Large scale-up transactional HANA systems – part 1
Customers which require Suite on HANA (SoH) and S/4HANA systems with 6TB of memory or less will find a wide variety of available options. Those options do not require any specialized type of hardware, just systems that can scale up to 8 sockets with Intel based systems and up to 64 cores with IBM Power Systems (socket count depends on the number of active cores per socket which varies by system). If you require 6TB or less or can’t imagine ever needing more, then sizing is a fairly easy process, i.e. look at the sizing matrix from SAP and select a system which meets your needs. If you need to plan for more than 6TB, this is where it gets a bit more challenging. The list of options narrows to 5 vendors between 6TB and 8TB, IBM, Fujitsu, HPE, SGI and Lenovo and gets progressively smaller beyond that.

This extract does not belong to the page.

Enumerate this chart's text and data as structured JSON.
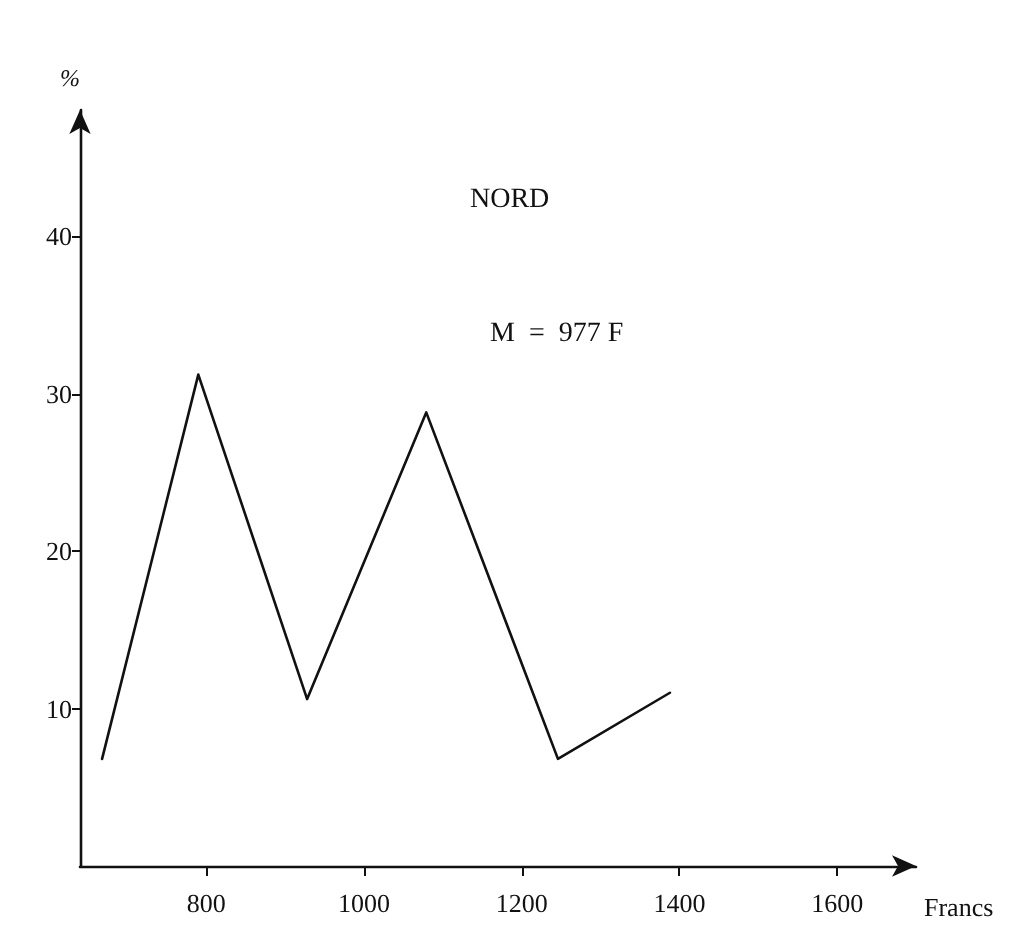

All systems with more than one socket today are ccNUMA, i.e. remote cache, memory and I/O accesses are delivered with more latency and lower bandwidth than local to the processor accesses. HANA is highly optimized for analytics, which most of you probably already know. The way it is optimized may not be as obvious. Most tables in HANA are columnar, i.e. every column in a table is kept in its own structure with its own dictionary and the elements of the column are replaced with a very short dictionary pointer resulting in outstanding compression, in most cases. Each column is placed in as few memory pages as possible which means that queries which scan through a column can run at crazy fast speeds as all of the data in the column is as “close” as possible to each other. This columnar structure is beautifully suited for analytics on ccNUMA systems since different columns will typically be placed behind different sockets which means that only queries that cross columns and joins will have to access columns that may not be local to a socket and, even then, usually only the results have to be sent across the ccNUMA fabric. There was a key word in the previous sentence that might have easily been missed: “analytics”. Where analytical queries scan down columns, transactional queries typically go across rows in which, due to the structure of a columnar database, every element in located in a different column, potentially spanning across the entire ccNUMA system. As a result, minimized latency and high cross system bandwidth may be more important than ever.
Let me stop here and give an example so that I don’t lose the readers that aren’t system nerds like myself. I will use a utility company as an example as everyone is a utility customer. For analytics, an executive might want to know the average usage of electricity on a given day at a given time meaning the query is composed of three elements, all contained in one table: usage, date and time. Unless these columns are enormous, i.e. over 2 Billion rows, they are very likely stored behind a single socket with no remote accesses required. Now, take that same company’s customer care center, where a utility consumer wants to turn on service, report an outage or find out what their last few months or years of bills have been. In this case, all sorts of information is required to populate the appropriate screens, first name, last name, street address, city, state, meter number, account number, usage, billed amount and on and on. Scans of columns are not required and a simple index lookup suffices, but every element is located in a different column which has to be resolved by an independent dictionary lookup/replacement of the compressed elements meaning several or several dozen communications across the systems as the columns are most likely distributed across the system. While an individual remote access may take longer, almost 5x in a worst case scenario[i], we are still talking nanoseconds here and even 100 of those still results in a “delay” of 50 microseconds. I know, what are you going to do while you are waiting! Of course, a utility customer is more likely to have hundreds, thousands or tens of thousands of transactions at any given point in time and there is the problem. An increased latency of 5x for every remote access may severely diminish the scalability of the system.
Does this mean that is not possible to scale-up a HANA transactional environment? Not at all, but it does take more than being able to physically place a lot of memory in a system to be able to utilize it in a productive manner with good scalability. How can you evaluate vendor claims then? Unfortunately, the old tried and true SAP SD benchmark has not been made available to run in HANA environments. Lacking that, you could flip a coin, believe vendor claims without proof or demand proof. Clearly, demanding proof is the most reasonable approach, but what proof? There are three types of proof to look at: past history with large transactional workloads, industry standard benchmarks and architecture.
In the over 8TB HANA space, there are three competitors; HPE Superdome X, SGI UV 300H and IBM Power Systems E870/E880. I will address those systems and these three proof points in part 2 of this blog post.